- Born: 28 August 1936 Varanasi, Uttar Pradesh, India
- Died: 14 May 2025 (aged 88)
- Occupations: Social worker, philanthropist
- Known for: Philanthropy
- Spouse: Bimal Kumar Poddar
- Awards: Padma Shri

= Bimla Poddar =

Indian social worker

Bimla Poddar (28 August 1936 - 14 May 2025) was an Indian social worker, businessperson, philanthropist and the founder of Jnana Pravaha, affectionately known as Bari Ma.

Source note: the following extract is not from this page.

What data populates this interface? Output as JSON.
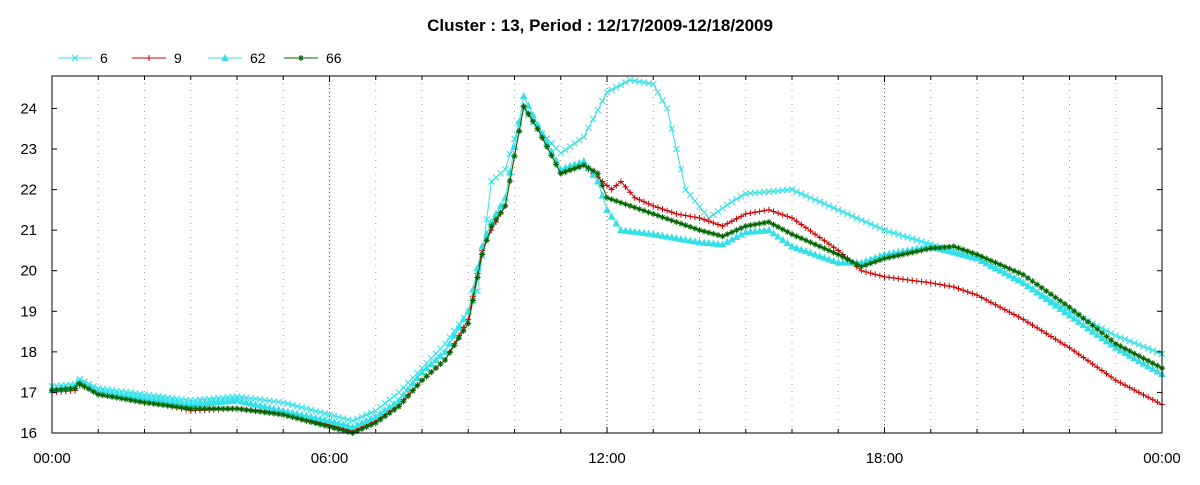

== Early & Personal life ==
Bimla was born and brought up in Varanasi, in the Indian state of Uttar Pradesh. She was married into a rich business family to late Bimal Kumar Poddar. She was also known for her deep passion for classical music.

== Work ==
Bimla used to hold the directorship of many of the family concerns which includes Ambuja Cements. Jnana Pravaha is a Varanasi based centre for cultural studies founded by Poddar with Suresh Neotia, engaged in the efforts to preserve the cultural heritage of India. Under the aegis of the organization, Poddar was involved in activities related to exploration of India's culture and maintained a heritage museum housing artifacts from ancient India.

== Awards & Recognition ==
She was honoured by the Government of India in 2015 with Padma Shri, the fourth highest Indian civilian award.

== Death ==
Bimla died in Varanasi on May 14, 2025, just a few months before her 89th birthday in August. She was cremated in Varanasi.